‘Cowboy Bebop’ Canceled By Netflix After One Season
Just weeks after the high-profile series debuted, Netflix has already canceled their live-action adaptation of Cowboy Bebop. The show will end after producing just one season of ten episodes. Although the series was highly anticipated and based on a hugely popular anime, Netflix’s Cowboy Bebop received tepid reviews from fans and critics. (The show currently has a 46 percent score from critics and a 54 percent score from viewers on Rotten Tomatoes.)

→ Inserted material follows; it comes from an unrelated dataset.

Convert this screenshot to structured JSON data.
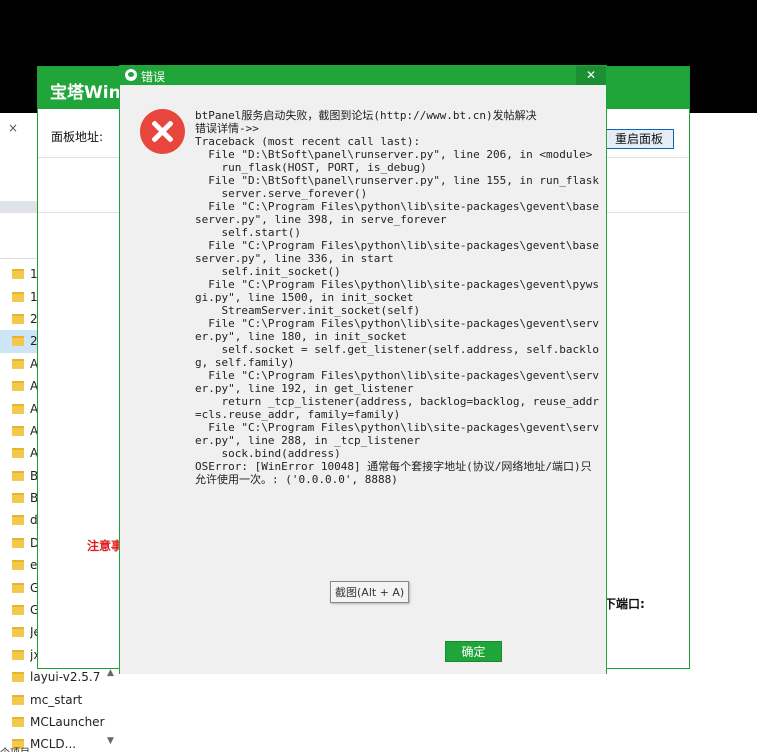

On Netflix’s recently unveiled Top 10s website, where they publish lists of their most popular films and shows around the world, it hasn’t been faring well either. This week, after just about 20 days of release, it was ranked ninth, with about 15.2 million hours viewed. That sounds like a lot but the number one show on Netflix last week, Lost In Space was viewed for some 47.3 million hours, more than three times as much. It was doing about the same in the United States, where it was also the ninth most-viewed show behind things like School of Chocolate, Selling Sunset: Season 4, and CoComelon: Season 4.

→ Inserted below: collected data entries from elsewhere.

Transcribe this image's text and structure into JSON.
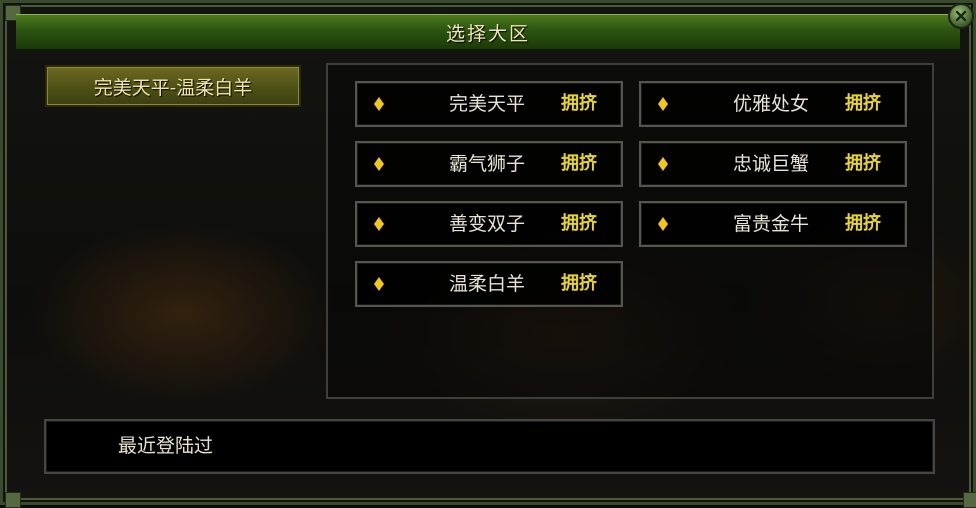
{
  "window": {
    "title": "选择大区",
    "close_icon": "close-x-icon"
  },
  "region_tab": {
    "label": "完美天平-温柔白羊",
    "selected": true
  },
  "servers": [
    {
      "name": "完美天平",
      "status": "拥挤"
    },
    {
      "name": "优雅处女",
      "status": "拥挤"
    },
    {
      "name": "霸气狮子",
      "status": "拥挤"
    },
    {
      "name": "忠诚巨蟹",
      "status": "拥挤"
    },
    {
      "name": "善变双子",
      "status": "拥挤"
    },
    {
      "name": "富贵金牛",
      "status": "拥挤"
    },
    {
      "name": "温柔白羊",
      "status": "拥挤"
    }
  ],
  "server_marker_icon": "yellow-diamond-icon",
  "recent": {
    "label": "最近登陆过"
  },
  "colors": {
    "title_bar": "#2c5410",
    "status_text": "#e8d52c",
    "diamond": "#f2c61a",
    "tab_bg": "#4e5114"
  }
}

Netflix first announced the live-action version of Cowboy Bebop in November of 2018, with John Cho, Mustafa Shakir, and Daniella Pineda being cast as Spike Spiegel, Jet Black, and Fate Valentine the following April. Christopher Yost, known as a writer of comics and animated series for Marvel and later a co-writer of Thor: The Dark World and Thor: Ragnarok before working on The Mandalorian, developed and executive produced the series.
While the show’s visuals were praised for their resemblance to the original animated series, the plots, characters, and scripts were all subject to significant criticism. The entire show is still streaming on Netflix — and so is the original anime, if you prefer to watch that instead.